When she was selected to join the STS-7 mission aboard the Challenger in 1983, Sally Ride became the first American woman in space. She was preceded by Russian cosmonauts Valentina Teresjkova en Svetlana Savitskaja. Especially for Ride, NASA had to make some adjustments to the space shuttle. A special women’s changing room was introduced, which colleague-astronaut Judy Resnik (who later died during the Challenger explosion) decorated with a poster of ‘Magnum’ Tom Selleck.
Naturally, also tampons were needed. These were packed with their strings connecting them – like a strip of sausages – to keep them from floating away. A male colleague asked Sally Ride how many she’d need. Would hundred be the right number for a mission of seven days? ‘That would not be the right number,’ she answered. ‘How about 200 then?’, came the ignorant response. The man clearly didn’t have a clue… The evil look she apparently gave him afterwards didn’t make him any wiser.

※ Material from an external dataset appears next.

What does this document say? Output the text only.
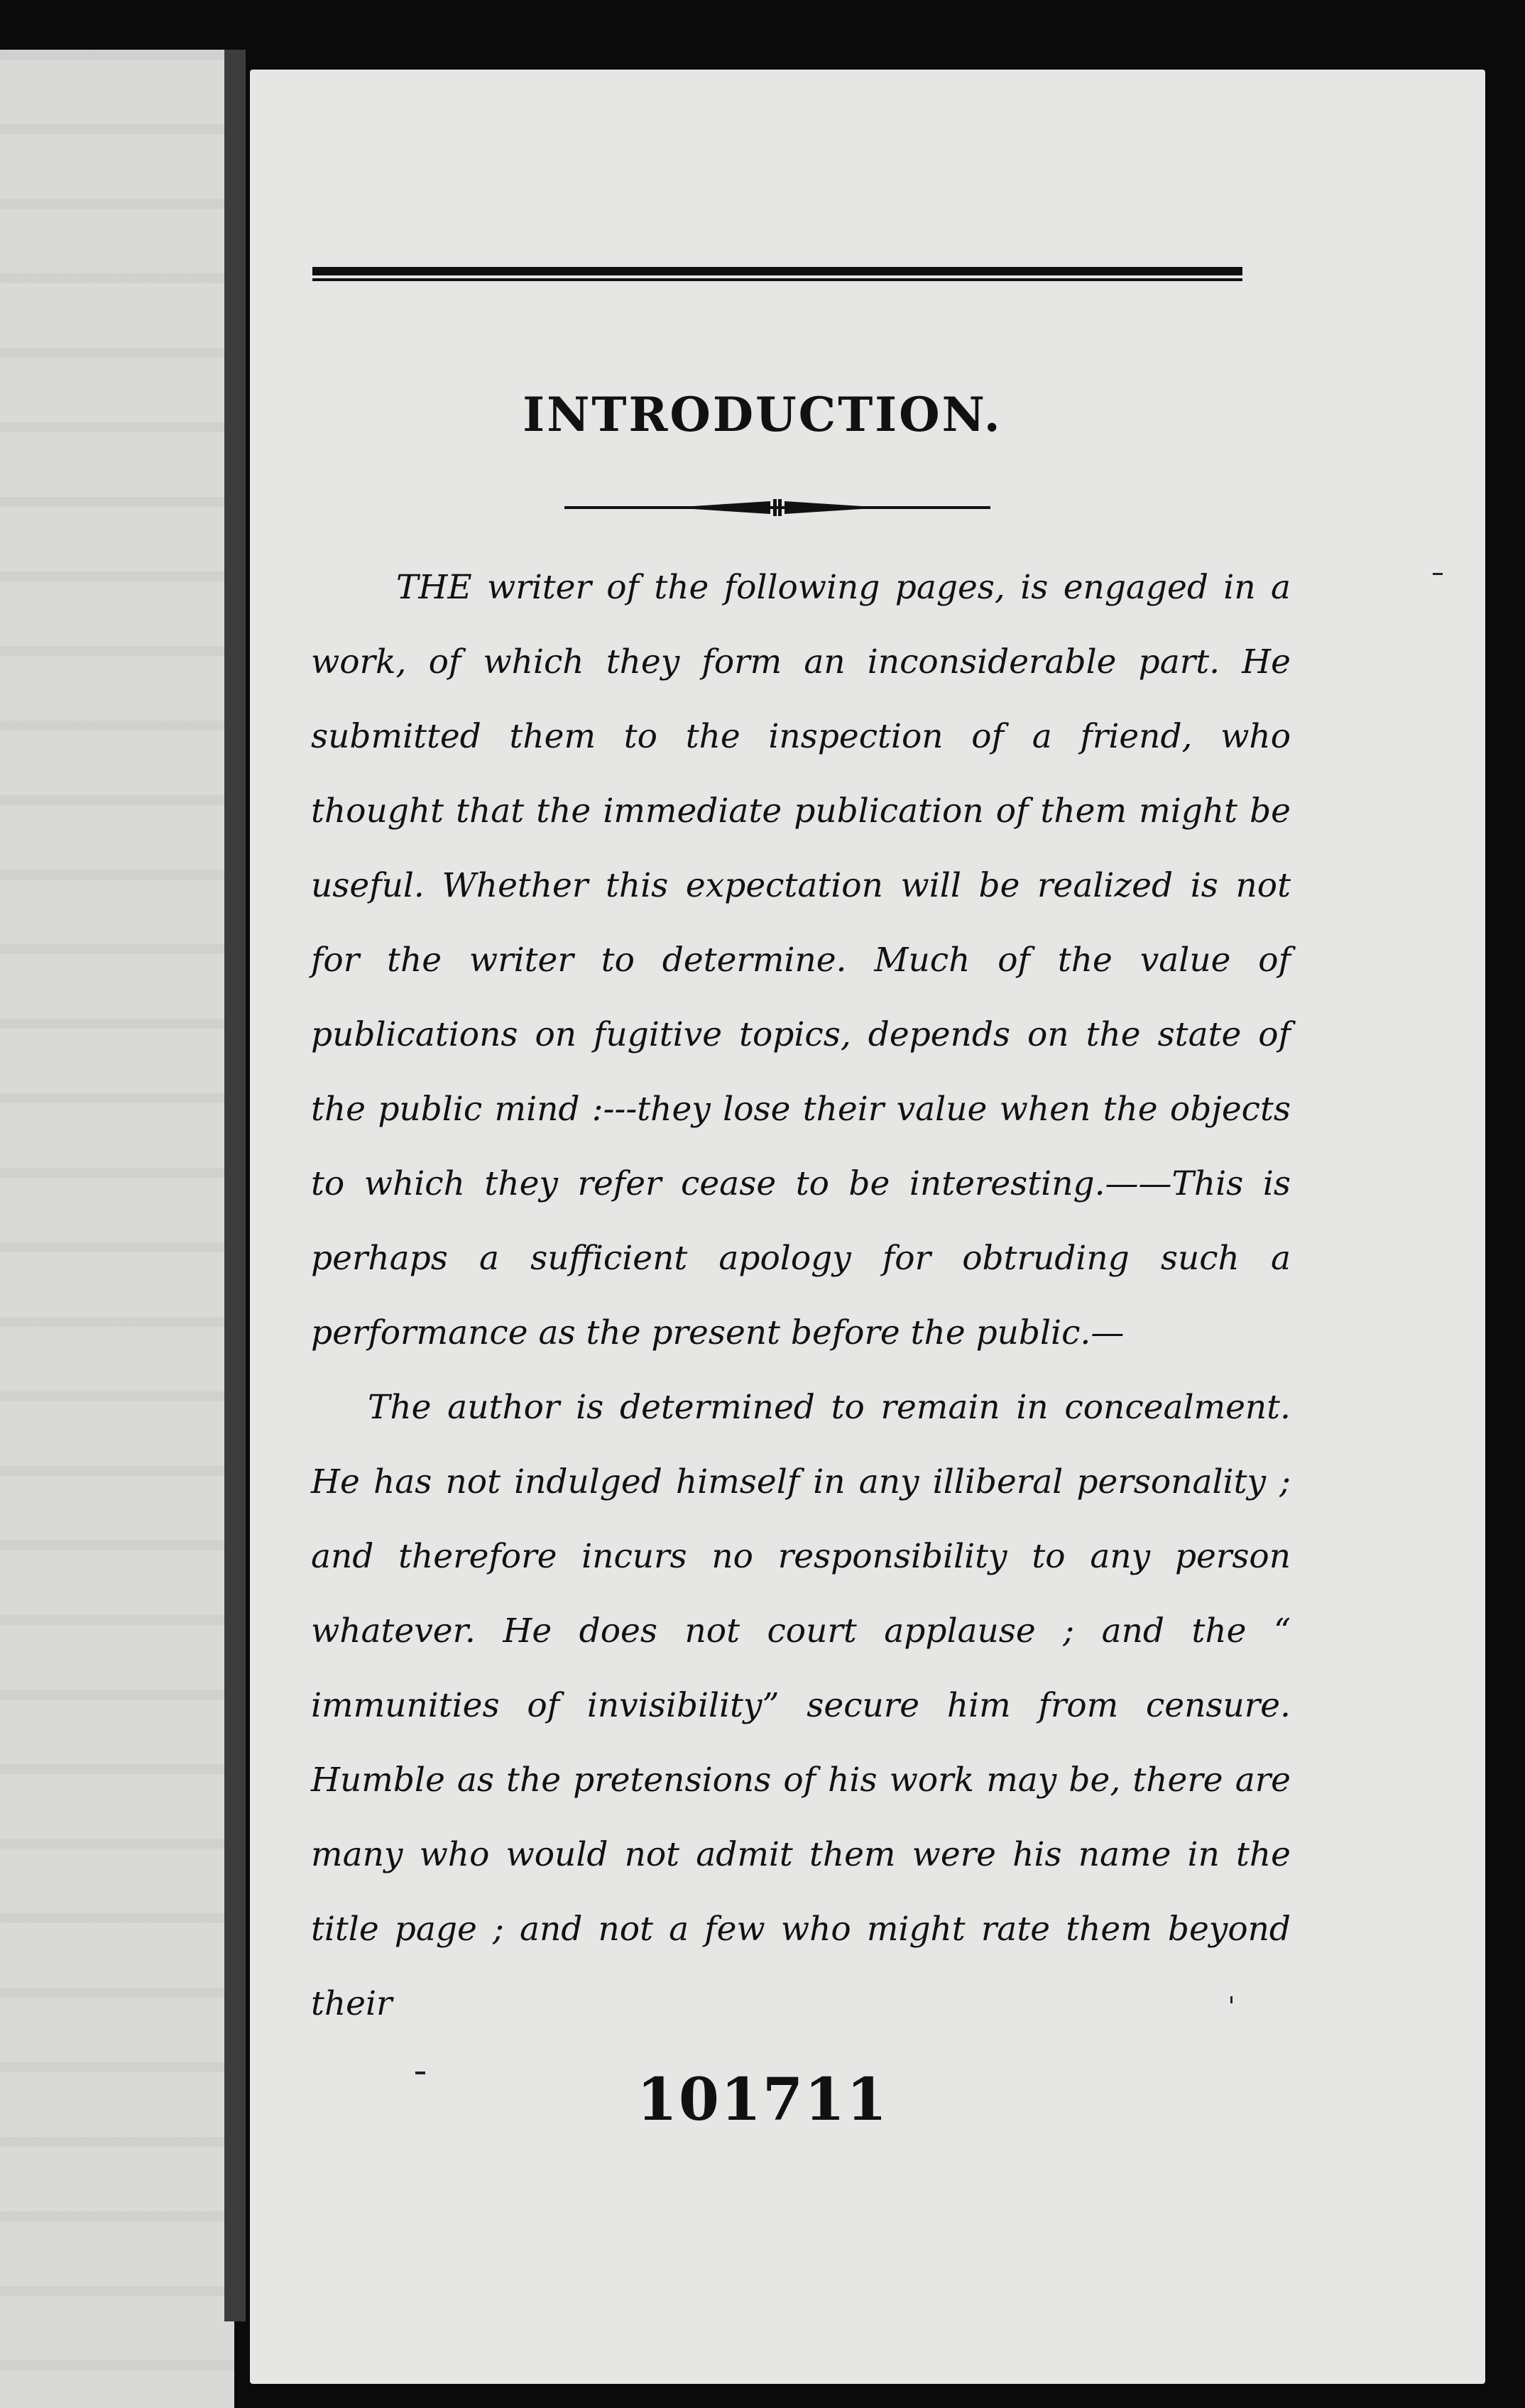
INTRODUCTION.

THE writer of the following pages, is engaged in a work, of which they form an inconsiderable part. He submitted them to the inspection of a friend, who thought that the immediate publication of them might be useful. Whether this expectation will be realized is not for the writer to determine. Much of the value of publications on fugitive topics, depends on the state of the public mind :---they lose their value when the objects to which they refer cease to be interesting.——This is perhaps a sufficient apology for obtruding such a performance as the present before the public.—

The author is determined to remain in concealment. He has not indulged himself in any illiberal personality ; and therefore incurs no responsibility to any person whatever. He does not court applause ; and the “ immunities of invisibility” secure him from censure. Humble as the pretensions of his work may be, there are many who would not admit them were his name in the title page ; and not a few who might rate them beyond their

101711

The discussion that followed later on the American news website Reddit is at least just as funny as the story itself. Here are some reactions:
‘I have no fucking clue. But I sure hope not that many, those little fuckers are expensive.’
‘Bigger question: was she even on her period?’
‘According to my girlfriend 4 boxes would be plenty, especially if she is having a particularly heavy day. So that’s 80 tampons. You better have more than you need and not need them than have less.’
‘Do not question a PMS-ing woman’s math.’
During the mission the crew deployed two communication satellites in orbit and conducted several pharmaceutical experiments. Ride also used the Canadarm, a robotic arm she had helped designing, also called a Shuttle Remote Manipulator System. In 1984 Ride joined a second mission, STS-41-G, also aboard the Challenger. In total she spent 343 hours in space. In 1987 Ride left NASA to work at the Stanford University Center for International Security and Arms Control. In 1989 she became a professor of physics at the University of California, San Diego, and director of the California Space Institute. Ride passed away in 2012, at the age of 61, following a battle with pancreatic cancer.